Subsequently, the Turkish Cypriot ministers withdrew from the Council of Ministers and Turkish Cypriot civil servants ceased attending their offices. The ensuing constitutional deadlock gave rise to intercommunal clashes and threats by Turkey to invade Cyprus.

Following the threats by Turkey against Cyprus, the government of the Republic brought the matter to the UN Security Council. The Security Council unanimously adopted resolution 186 of 4 March 1964, whose basic principles have guided international actions on Cyprus ever since.

This resolution:

 • Established the UN Secretary-General’s mission of good offices aiming at a
Peaceful solution on the basis of an agreed settlement in accordance with the UN Charter;
 • Created UNFICYP, the UN peacekeeping force on Cyprus;
 • Reaffirmed the sovereignty and continuing existence of the Republic of Cyprus;
 • Reaffirmed the continuity of the government of the Republic of Cyprus.

Despite calls by the Security Council to respect the sovereignty and territorial integrity of the Republic of Cyprus and to abstain from the threat or use of force against it, Turkey’s air force bombed Cypriot villages in August 1964.

On 26 March 1965, UN mediator Dr Galo Plaza issued one of the most significant reports ever to be prepared on Cyprus (S/6253). The Plaza report considered the 1959 arrangement as “a constitutional oddity;” questioned the functionality of federalism demanded by the Turkish side due to the hardship and inhumane nature inherent in population movements; was critical of disproportionate minority vetoes; and perceived the protection of the rights of minorities to be in international instruments such as the European Convention.

Arguing strongly against the geographical separation of the two communities advocated by the Turkish side, Dr Plaza stated that if the purpose of a settlement of the Cyprus question is to be the preservation rather than the destruction of the state and if it is to foster rather than to militate against the development of a peacefully united people, I cannot help wondering whether the physical division of the minority from the majority should not be considered a desperate step in the wrong direction.


Turkey instantly rejected the report and its recommendations and declared that it would not deal with the UN mediator. UN mediation came to an end, and thereafter the UN involvement in the Cyprus peace process has been conducted under the Secretary-General’s good offices.

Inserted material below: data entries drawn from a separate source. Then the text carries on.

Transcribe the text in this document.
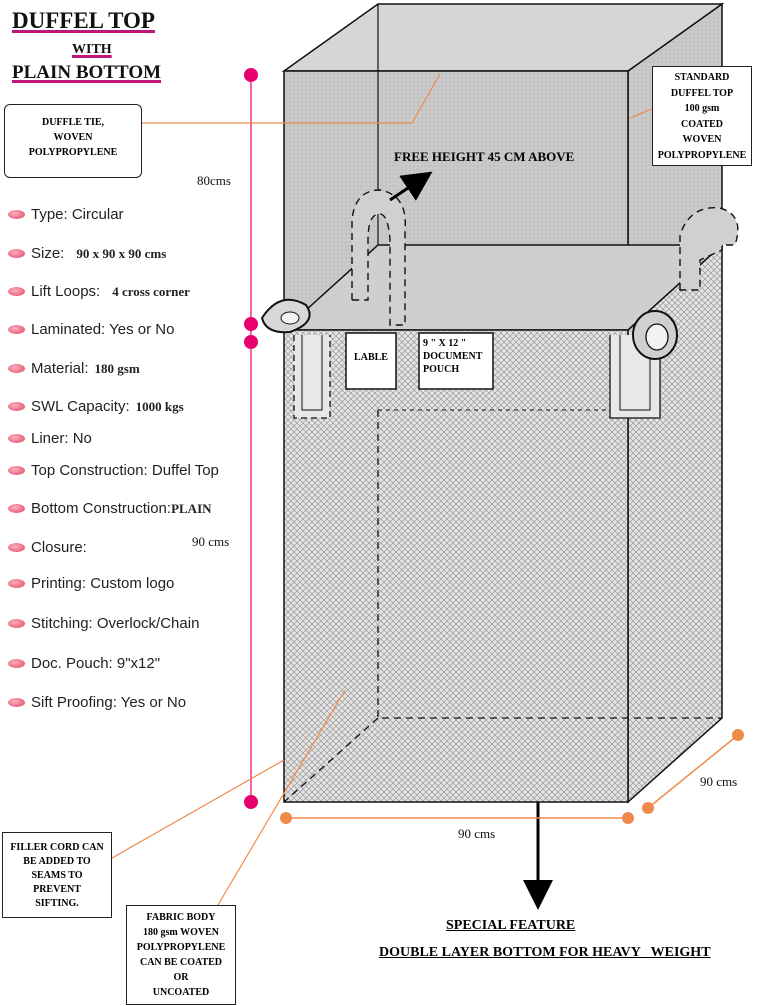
DUFFEL TOP
WITH
PLAIN BOTTOM
DUFFLE TIE,
WOVEN
POLYPROPYLENE
STANDARD
DUFFEL TOP
100 gsm
COATED
WOVEN
POLYPROPYLENE
FILLER CORD CAN
BE ADDED TO
SEAMS TO
PREVENT
SIFTING.
FABRIC BODY
180 gsm WOVEN
POLYPROPYLENE
CAN BE COATED
OR
UNCOATED
Type: Circular
Size: 90 x 90 x 90 cms
Lift Loops: 4 cross corner
Laminated: Yes or No
Material: 180 gsm
SWL Capacity: 1000 kgs
Liner: No
Top Construction: Duffel Top
Bottom Construction: PLAIN
Closure:
Printing: Custom logo
Stitching: Overlock/Chain
Doc. Pouch: 9"x12"
Sift Proofing: Yes or No
80cms
90 cms
90 cms
90 cms
FREE HEIGHT 45 CM ABOVE
LABLE
9 " X 12 "
DOCUMENT
POUCH
SPECIAL FEATURE
DOUBLE LAYER BOTTOM FOR HEAVY   WEIGHT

The government of Cyprus took various measures to restore normalcy on the island. These steps resulted in the elimination of intercommunal violence and dramatic reduction of tensions between the two communities. The government also offered economic incentives to Turkish Cypriots, who had been forced by their leaders to move to Turkish controlled enclaves, to return to their homes. The Turkish side did not reciprocate, maintaining, instead, roadblocks in order to keep Greek Cypriots from Turkish enclaves.


In 1968, the government initiated talks with the Turkish Cypriot leadership under UN auspices for a negotiated agreement on a more functional constitutional system for the Republic of Cyprus. These talks had achieved considerable progress and, according to some reports, were close to success, when they were interrupted by the tragic events of 1974.